There is a negative correlation between the two variables, and with a p-value of essentially 0, the correlation is significant. For correlation, the preliminary report is correct and statistically sound.

Next I am going to redo their tests with one group representing hospitals with =<300 discharges and those with >300 discharges. This is a more even sample. When looking at the box and whisker plot below and the histogram of the data, you can see how  a vast majority of samples are ignored by the original sampling.

In [11]:
_ = sns.set()
_ = sns.boxplot(clean_hospital_read_df['Number of Discharges'])


In [12]:
_ = clean_hospital_read_df['Number of Discharges'].plot(kind='hist', bins=150, normed=True, xlim=(0,2500))

The data is strongly skewed right.

The two groups that the analysis looks at only covers 15% of the dataset, so even if their findings were statistically significant (they do not provide any hypothesis testing results to corroborate their statements), they are not representative of the entire dataset. I am going to compare the performance of two groups taken from the entire population. The demarcation will be hospitals with >300 discharges and those with =<300 discharges. The null hypothesis is that there is no difference. The alternate hypothesis is that hospitals with fewer discharges have higher Excess Readmission Ratios

In [13]:
under300 = dis_ex_df[dis_ex_df['Number of Discharges'] <= 300]
over300 = dis_ex_df[dis_ex_df['Number of Discharges'] > 300]

In [14]:
under300['Excess Readmission Ratio'].describe()

In [15]:
over300['Excess Readmission Ratio'].describe()

The mean value of Excess Readmission Ratio is much closer with these two groups. It is a valid question to test if this difference is significant or not. The null hypothesis will be there is no significant difference between the two samples, and the alternative hypothesis is that there is. The alpha is set to 0.01.

In [16]:
stats.ttest_ind(under300['Excess Readmission Ratio'], 
                over300['Excess Readmission Ratio'], equal_var=False)

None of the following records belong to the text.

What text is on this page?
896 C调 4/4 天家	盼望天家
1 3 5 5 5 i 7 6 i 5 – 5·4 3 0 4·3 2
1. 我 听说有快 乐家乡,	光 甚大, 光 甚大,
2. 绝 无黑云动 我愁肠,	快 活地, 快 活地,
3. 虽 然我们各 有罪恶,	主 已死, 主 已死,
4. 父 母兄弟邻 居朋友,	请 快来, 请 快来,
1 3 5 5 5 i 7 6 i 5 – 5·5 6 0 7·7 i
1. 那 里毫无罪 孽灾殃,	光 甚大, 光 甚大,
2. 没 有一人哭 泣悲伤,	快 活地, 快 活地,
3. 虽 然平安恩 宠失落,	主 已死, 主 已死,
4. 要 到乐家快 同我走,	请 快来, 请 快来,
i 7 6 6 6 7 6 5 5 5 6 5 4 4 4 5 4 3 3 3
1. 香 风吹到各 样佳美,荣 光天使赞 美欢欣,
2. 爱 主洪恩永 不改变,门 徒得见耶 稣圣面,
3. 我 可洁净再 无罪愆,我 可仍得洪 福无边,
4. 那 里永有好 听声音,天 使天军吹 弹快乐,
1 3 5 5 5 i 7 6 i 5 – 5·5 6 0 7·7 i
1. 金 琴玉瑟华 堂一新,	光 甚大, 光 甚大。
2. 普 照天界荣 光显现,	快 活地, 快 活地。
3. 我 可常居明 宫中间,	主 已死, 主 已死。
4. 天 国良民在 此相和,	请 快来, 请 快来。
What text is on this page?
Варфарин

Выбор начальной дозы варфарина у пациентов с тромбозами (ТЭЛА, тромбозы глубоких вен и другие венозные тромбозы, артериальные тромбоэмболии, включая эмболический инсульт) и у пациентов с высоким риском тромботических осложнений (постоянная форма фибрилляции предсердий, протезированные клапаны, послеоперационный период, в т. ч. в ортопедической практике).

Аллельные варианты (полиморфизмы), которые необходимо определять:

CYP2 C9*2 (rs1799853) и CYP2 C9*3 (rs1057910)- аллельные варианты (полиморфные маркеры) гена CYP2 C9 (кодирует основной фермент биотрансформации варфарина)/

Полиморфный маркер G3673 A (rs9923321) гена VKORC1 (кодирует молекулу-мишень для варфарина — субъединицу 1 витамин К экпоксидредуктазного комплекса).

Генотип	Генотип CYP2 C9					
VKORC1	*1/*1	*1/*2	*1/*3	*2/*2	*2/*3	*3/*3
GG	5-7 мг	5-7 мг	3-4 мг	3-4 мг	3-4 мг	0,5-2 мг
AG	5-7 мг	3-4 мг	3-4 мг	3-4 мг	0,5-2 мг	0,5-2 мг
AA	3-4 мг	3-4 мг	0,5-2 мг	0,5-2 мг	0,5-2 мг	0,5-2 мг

The difference of means is significantly different. Larger hopsitals tend to have lower Excess Readmission Ratios.

# 4.
Statistical significance means that the observed difference is not likely due to sampling error, and that the difference is significant when the sample size is large. Practical significance is the application of the findings to real life. What does the observed difference mean for the given problem? In this case, the two are aligned. There are tangible, significant differences in the performance of different hospitals, so there are practical steps that can be taken following this hypothesis testing. However, I believe that though these results show a significant difference, there is no way to know why that difference is present. Investigating the causes of the differing performance would yield more fruitful changes.